Quand appeler un professionnel ?

La règle est simple : dès que vous voyez un cafard, il est recommandé de contacter un professionnel pour un diagnostic. Mais certaines situations rendent l'intervention urgente :

  • Vous en avez vu plusieurs en peu de temps ou en pleine journée
  • Vous avez trouvé des oothèques (capsules d'œufs)
  • Vous avez déjà essayé des produits du commerce sans succès
  • Vous gérez un établissement alimentaire soumis à l'AFSCA
  • Vos voisins ont signalé une infestation dans le même immeuble

SOS Dératiseur intervient dans toute la Wallonie, 7 jours sur 7, avec un diagnostic gratuit et un rapport d'intervention fourni après chaque passage.
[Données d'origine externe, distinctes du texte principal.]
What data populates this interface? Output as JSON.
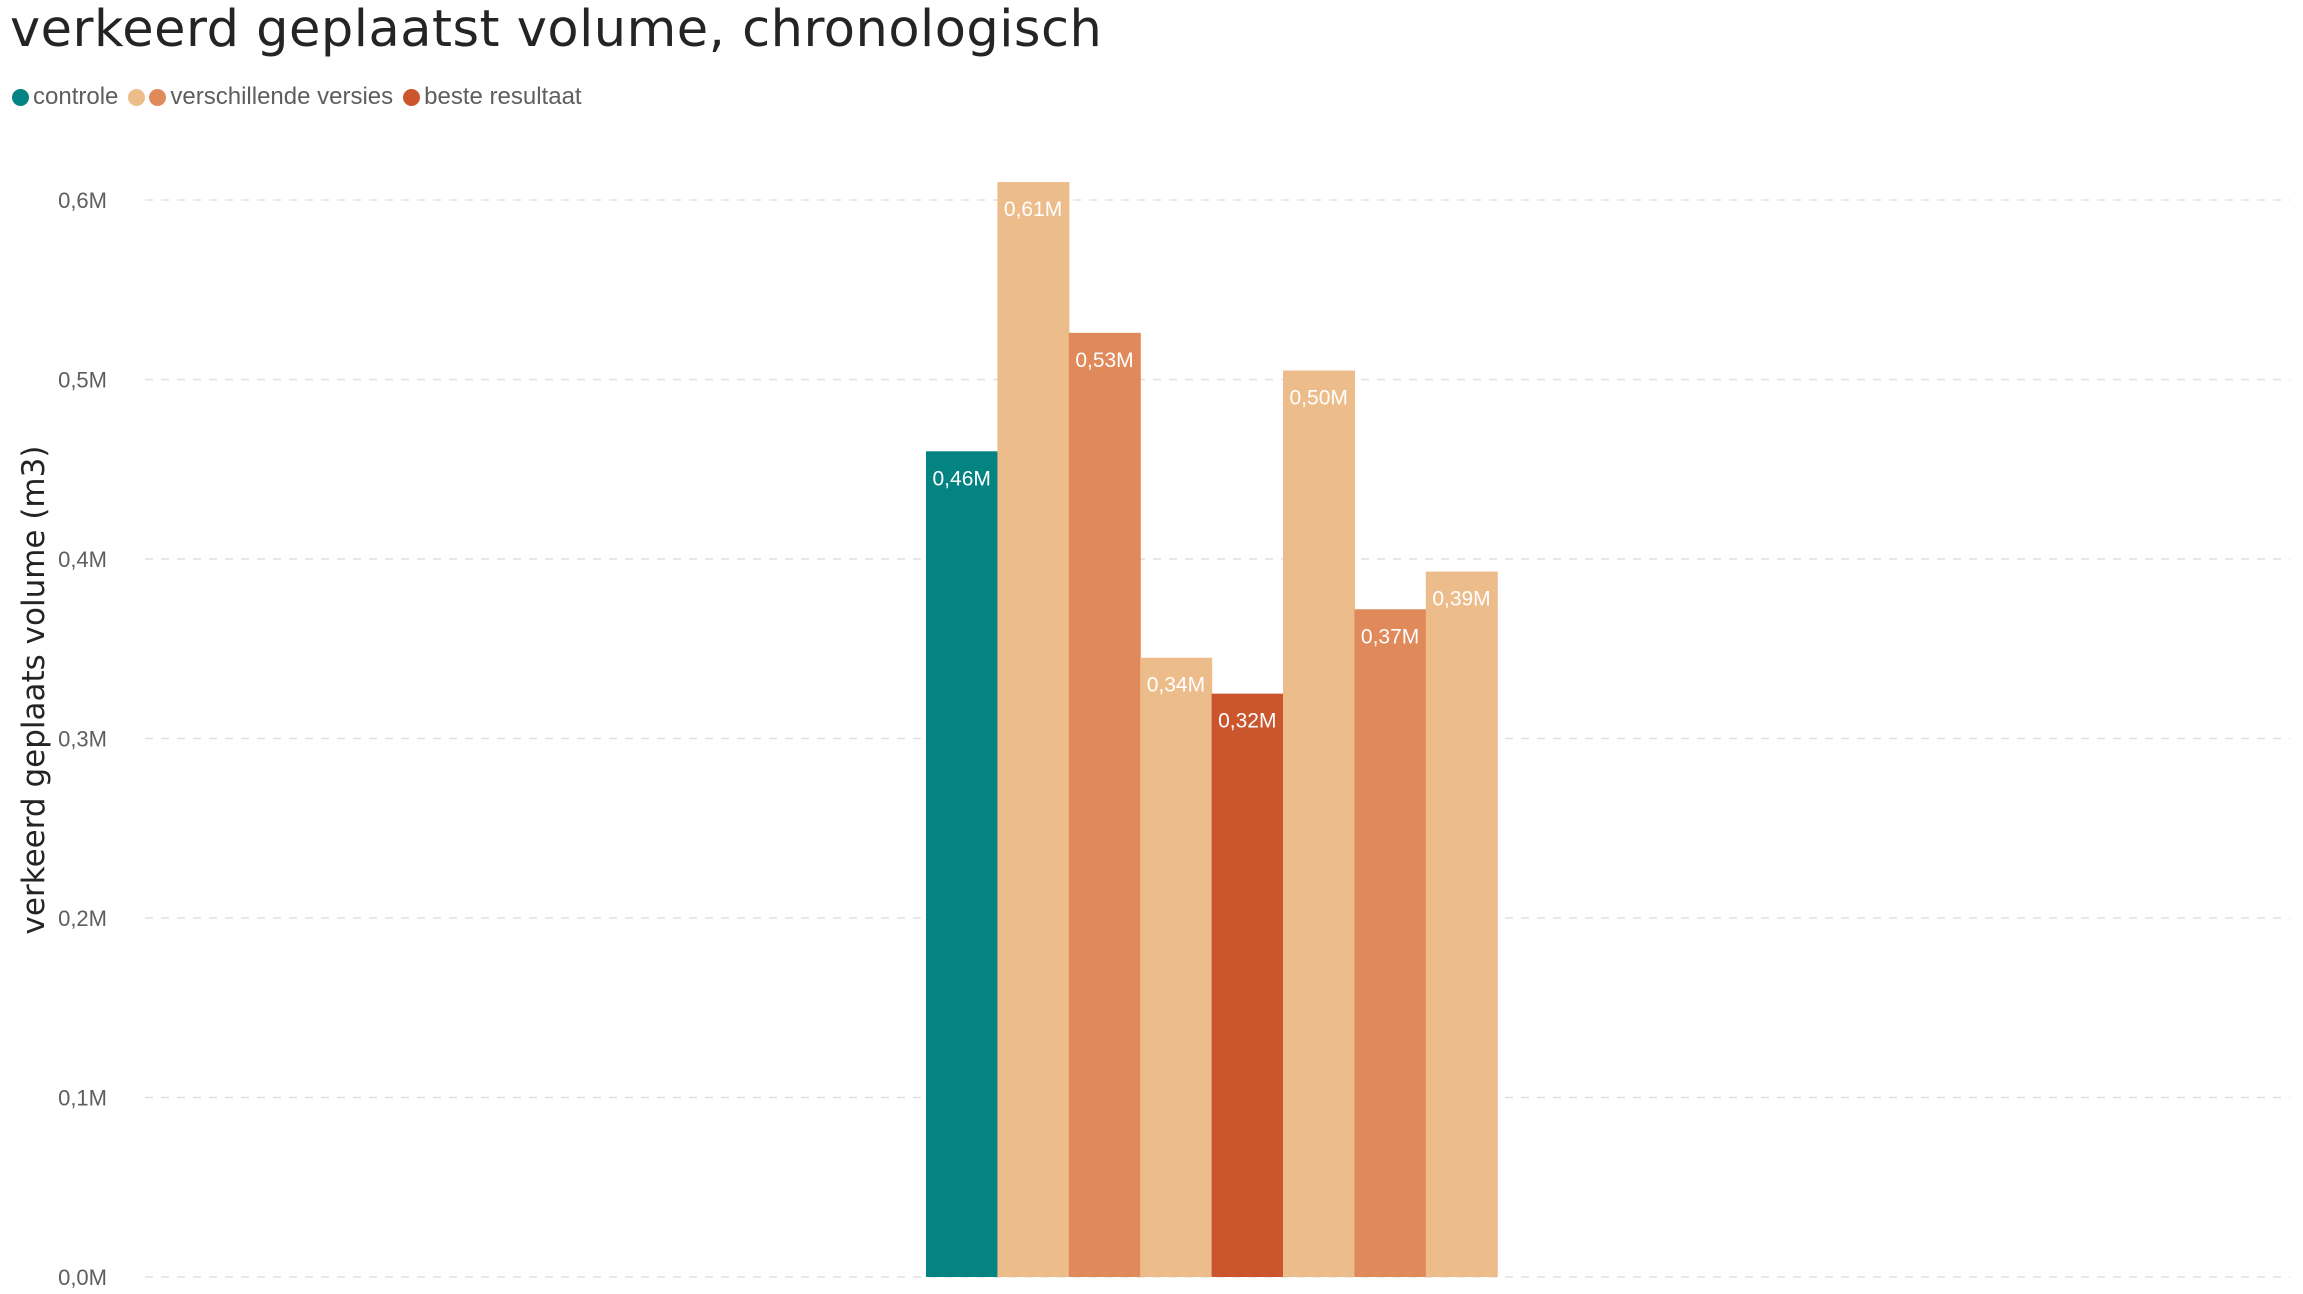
{
  "title": "verkeerd geplaatst volume, chronologisch",
  "legend": [
    {
      "label": "controle",
      "colors": [
        "#038381"
      ]
    },
    {
      "label": "verschillende versies",
      "colors": [
        "#edbc8b",
        "#e0895a"
      ]
    },
    {
      "label": "beste resultaat",
      "colors": [
        "#cb562d"
      ]
    }
  ],
  "chart_data": {
    "type": "bar",
    "title": "verkeerd geplaatst volume, chronologisch",
    "ylabel": "verkeerd geplaats volume (m3)",
    "xlabel": "",
    "ylim": [
      0,
      0.6
    ],
    "yticks": [
      "0,0M",
      "0,1M",
      "0,2M",
      "0,3M",
      "0,4M",
      "0,5M",
      "0,6M"
    ],
    "grid": true,
    "legend_position": "top-left",
    "values": [
      0.46,
      0.61,
      0.526,
      0.345,
      0.325,
      0.505,
      0.372,
      0.393
    ],
    "labels": [
      "0,46M",
      "0,61M",
      "0,53M",
      "0,34M",
      "0,32M",
      "0,50M",
      "0,37M",
      "0,39M"
    ],
    "colors": [
      "#038381",
      "#edbc8b",
      "#e0895a",
      "#edbc8b",
      "#cb562d",
      "#edbc8b",
      "#e0895a",
      "#edbc8b"
    ]
  }
}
Questions fréquentes sur les cafards

Un seul cafard, est-ce grave ?
Pas nécessairement, mais à prendre au sérieux. Un cafard visible de jour signifie que la colonie est souvent déjà bien installée. Il vaut mieux faire un diagnostic rapide que d'attendre : la blatte germanique peut tripler sa population en quelques semaines.
Combien de temps dure un traitement ?
L'intervention elle-même dure généralement 1 à 2 heures selon la superficie. En revanche, l'éradication complète prend 2 à 4 semaines, le temps que le gel agisse sur toute la colonie via l'effet cascade. Il est normal de voir encore quelques cafards dans les premiers jours suivant le traitement.
Faut-il quitter son logement pendant le traitement au gel ?
Non. Le traitement au gel insecticide ne nécessite pas d'évacuation. Vous pouvez rester chez vous pendant et après l'intervention. Le gel est appliqué en micro-points dans les recoins inaccessibles aux enfants et aux animaux domestiques.
Les cafards peuvent-ils revenir après le traitement ?
Oui, si les voies d'entrée ne sont pas colmatées ou si des voisins restent infestés. C'est pourquoi SOS Dératiseur conseille toujours des mesures préventives après l'intervention. Pour les établissements professionnels, un contrat de suivi trimestriel est la solution la plus sûre.
Mon propriétaire doit-il payer le traitement ?
Cela dépend de l'origine de l'infestation. Si elle est liée à un défaut structurel du bâtiment (canalisations défectueuses, fissures dans les murs…), la responsabilité incombe au propriétaire. Si elle résulte d'un manque d'hygiène du locataire, ce dernier prend en charge les frais. En cas de doute, un rapport professionnel peut servir de preuve.